The walk of a knife "A knife is slowly moved parallel to itself over the top of a cake. At each instant the knife is poised so that it could cut a unique slice of the cake. As time goes by the potential slice increases monotonely from nothing until it becomes the entire cake" (Dubins & Spanier, "How to cut a cake fairly", 1961).
Define $C$ as the entire cake and define $K_C(t)$ as the subset of $C$ that has already been covered by the knife at time $t$. This function has the following properties:


*

*It is a monotonically increasing function of $t$.

*$K_C(0)=\phi$ and $K_C(T)=C$ (where $T$ is a finite positive number). 

*The Lebesgue measure $L(K_C(t))$ is a continuous increasing function of $t$.

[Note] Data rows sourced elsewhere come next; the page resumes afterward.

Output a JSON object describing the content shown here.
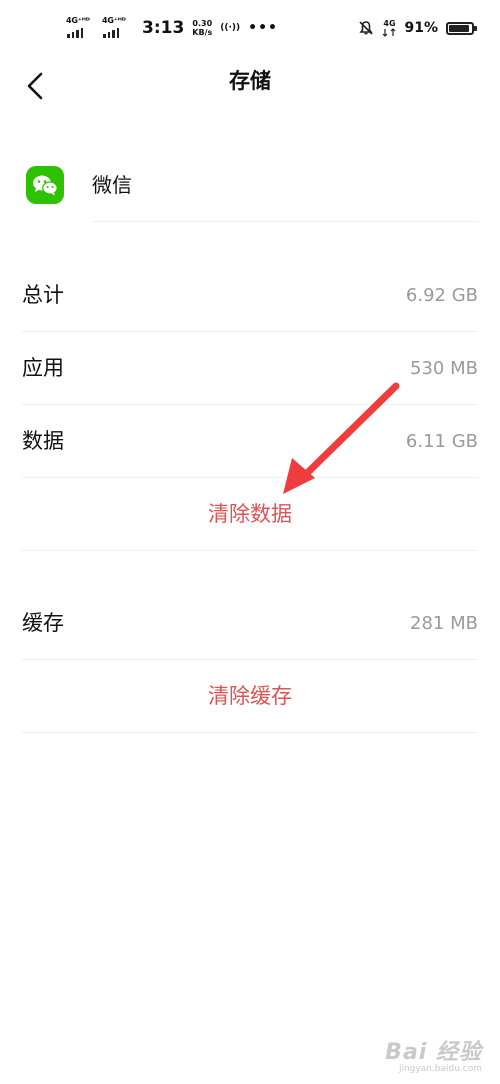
{
  "status_bar": {
    "network1": "4G⁺ᴴᴰ",
    "network2": "4G⁺ᴴᴰ",
    "time": "3:13",
    "speed_value": "0.30",
    "speed_unit": "KB/s",
    "hotspot": "((·))",
    "more": "•••",
    "net_right": "4G",
    "battery": "91%",
    "battery_level": 0.91
  },
  "header": {
    "title": "存储"
  },
  "app": {
    "name": "微信"
  },
  "storage": {
    "total_label": "总计",
    "total_value": "6.92 GB",
    "app_label": "应用",
    "app_value": "530 MB",
    "data_label": "数据",
    "data_value": "6.11 GB",
    "clear_data_label": "清除数据",
    "cache_label": "缓存",
    "cache_value": "281 MB",
    "clear_cache_label": "清除缓存"
  },
  "colors": {
    "accent": "#e05252",
    "arrow": "#f03c3c",
    "wechat_green": "#2dc100"
  },
  "watermark": {
    "main": "Bai 经验",
    "sub": "jingyan.baidu.com"
  }
}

*For every non-atomic measure $M$ on $C$, the function $M(K_C(t))$ is a continuous non-decreasing function of $t$.


My questions are:


*

*Is there a formal term for a function $K_C(t)$ having all these properties?

*Does such a function exist for every "cake" (set) $C$? If not, under what conditions it is possible to define a function $K_C(t)$ over a set given $C$?

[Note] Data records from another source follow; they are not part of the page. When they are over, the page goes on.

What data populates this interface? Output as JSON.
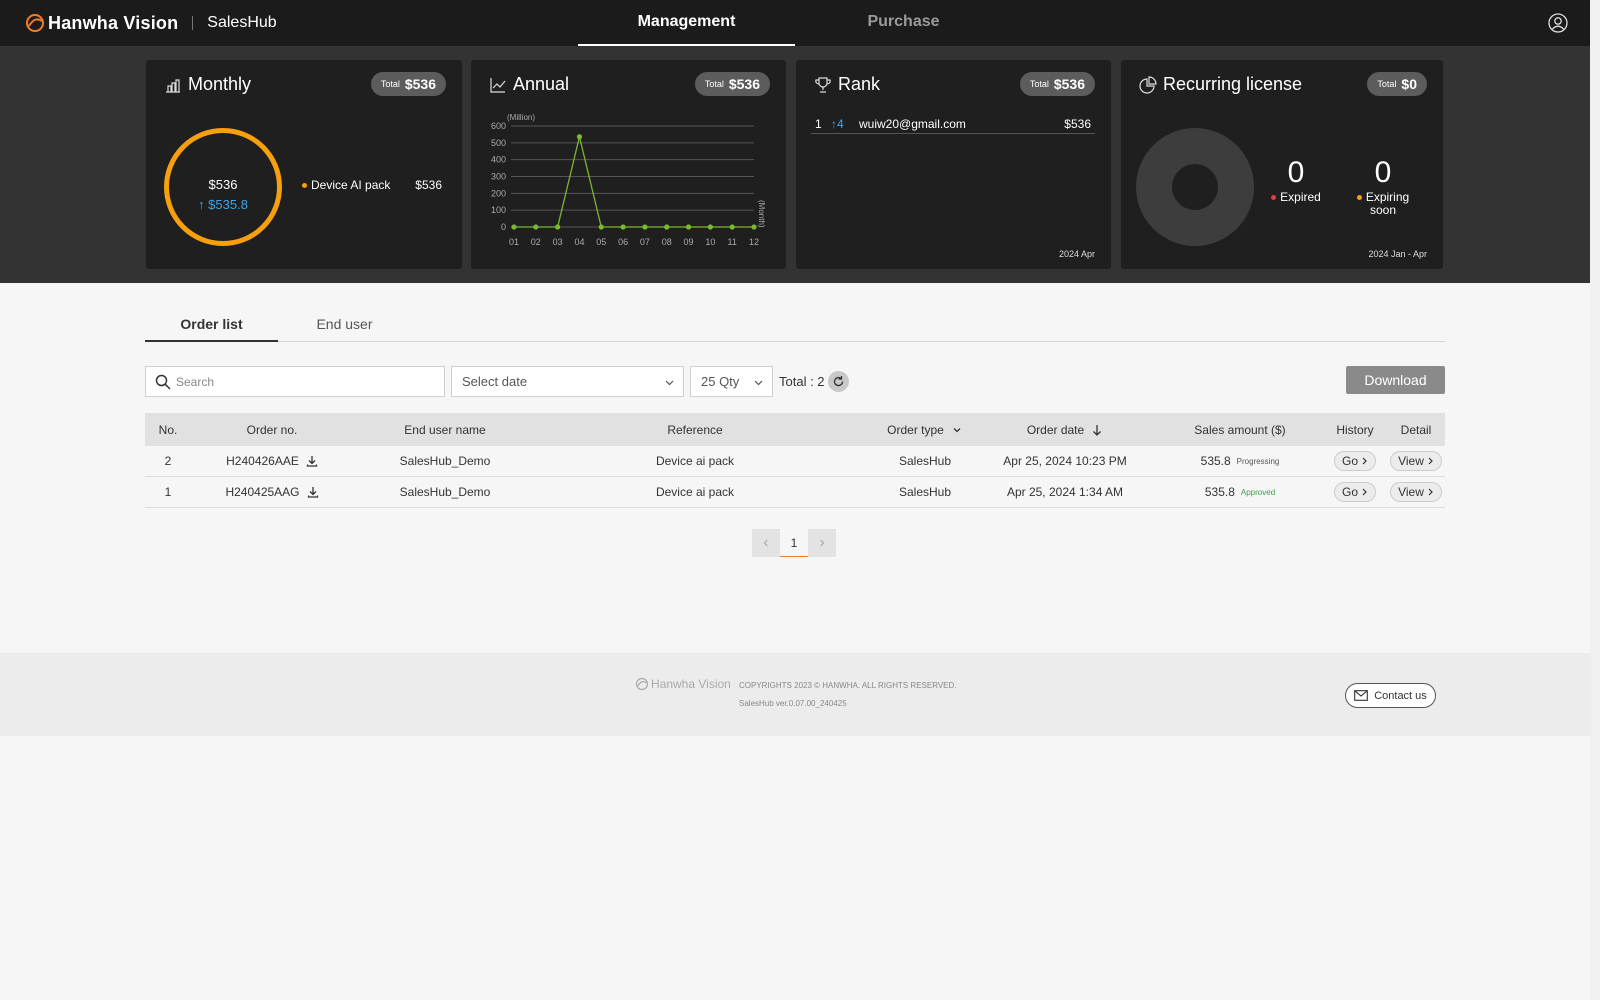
{
  "header": {
    "brand": "Hanwha Vision",
    "app_name": "SalesHub",
    "nav": [
      {
        "label": "Management",
        "active": true
      },
      {
        "label": "Purchase",
        "active": false
      }
    ]
  },
  "cards": {
    "monthly": {
      "title": "Monthly",
      "total_label": "Total",
      "total_value": "$536",
      "donut_value": "$536",
      "donut_change": "↑ $535.8",
      "legend": [
        {
          "label": "Device AI pack",
          "value": "$536",
          "color": "#f5a00c"
        }
      ]
    },
    "annual": {
      "title": "Annual",
      "total_label": "Total",
      "total_value": "$536"
    },
    "rank": {
      "title": "Rank",
      "total_label": "Total",
      "total_value": "$536",
      "rows": [
        {
          "no": "1",
          "change": "↑4",
          "email": "wuiw20@gmail.com",
          "value": "$536"
        }
      ],
      "period": "2024 Apr"
    },
    "recurring": {
      "title": "Recurring license",
      "total_label": "Total",
      "total_value": "$0",
      "expired_count": "0",
      "expired_label": "Expired",
      "expired_color": "#e83c3c",
      "expiring_count": "0",
      "expiring_label_1": "Expiring",
      "expiring_label_2": "soon",
      "expiring_color": "#f5a00c",
      "period": "2024 Jan - Apr"
    }
  },
  "chart_data": {
    "type": "line",
    "categories": [
      "01",
      "02",
      "03",
      "04",
      "05",
      "06",
      "07",
      "08",
      "09",
      "10",
      "11",
      "12"
    ],
    "series": [
      {
        "values": [
          0,
          0,
          0,
          536,
          0,
          0,
          0,
          0,
          0,
          0,
          0,
          0
        ],
        "color": "#7cb82f"
      }
    ],
    "y_ticks": [
      0,
      100,
      200,
      300,
      400,
      500,
      600
    ],
    "ylim": [
      0,
      600
    ],
    "ylabel": "(Million)",
    "xlabel": "(Month)",
    "grid": true
  },
  "tabs": [
    {
      "label": "Order list",
      "active": true
    },
    {
      "label": "End user",
      "active": false
    }
  ],
  "filters": {
    "search_placeholder": "Search",
    "date_select": "Select date",
    "qty_select": "25 Qty",
    "total": "Total : 2",
    "download_label": "Download"
  },
  "table": {
    "columns": {
      "no": "No.",
      "order_no": "Order no.",
      "end_user": "End user name",
      "reference": "Reference",
      "order_type": "Order type",
      "order_date": "Order date",
      "sales_amount": "Sales amount ($)",
      "history": "History",
      "detail": "Detail"
    },
    "rows": [
      {
        "no": "2",
        "order_no": "H240426AAE",
        "end_user": "SalesHub_Demo",
        "reference": "Device ai pack",
        "order_type": "SalesHub",
        "order_date": "Apr 25, 2024 10:23 PM",
        "amount": "535.8",
        "status": "Progressing",
        "history": "Go",
        "detail": "View"
      },
      {
        "no": "1",
        "order_no": "H240425AAG",
        "end_user": "SalesHub_Demo",
        "reference": "Device ai pack",
        "order_type": "SalesHub",
        "order_date": "Apr 25, 2024 1:34 AM",
        "amount": "535.8",
        "status": "Approved",
        "history": "Go",
        "detail": "View"
      }
    ]
  },
  "pagination": {
    "current": "1"
  },
  "footer": {
    "brand": "Hanwha Vision",
    "copyright": "COPYRIGHTS 2023 © HANWHA. ALL RIGHTS RESERVED.",
    "version": "SalesHub ver.0.07.00_240425",
    "contact_label": "Contact us"
  }
}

*Is property 4 required in the definition of $K_C(t)$, or can it be inferred from the previous properties? (I ask this question because I would like to have a simpler definition of the "knife walk", without using "for every non-atomic measure").

 A: The usual setting for this procedure is that $C$ is a set with positive, but finite, Lebesgue measure. Now $4$ holds for measures absolutely continuous with respect to Lebesgue measures but not with respect to every nonatomic measure. 
Suppose you move the knife in $\mathbb{R}^2$ with the blade parallel to the vertical axis. The measure that is uniformly distributed over the line segment $\{0\}\times [0,1]$ will lead to a jump in measure once the knife has reached the horizontal axis.
The implicit formalization of a moving knife is that you take a linear functional $l$ on some $\mathbb{R}^n$ and look at the measure $\mu$ of the intersection of $C$ with the halfspaces $H_t=\{x\in\mathbb{R}^n:l(x)\leq t\}$. So $K_C(t):\mathbb{R}\to\mathbb{R}$ is given by 
$$K_t(C)=\mu(C\cap H_t).$$
The counterexample given is essentially Example $1$ of

Hill, Theodore P., and Kent E. Morrison. "Cutting cakes
  carefully." The College Mathematics Journal 41.4 (2010): 281-288.

The paper has an interesting history, that might tell you more about the field than you might want to know.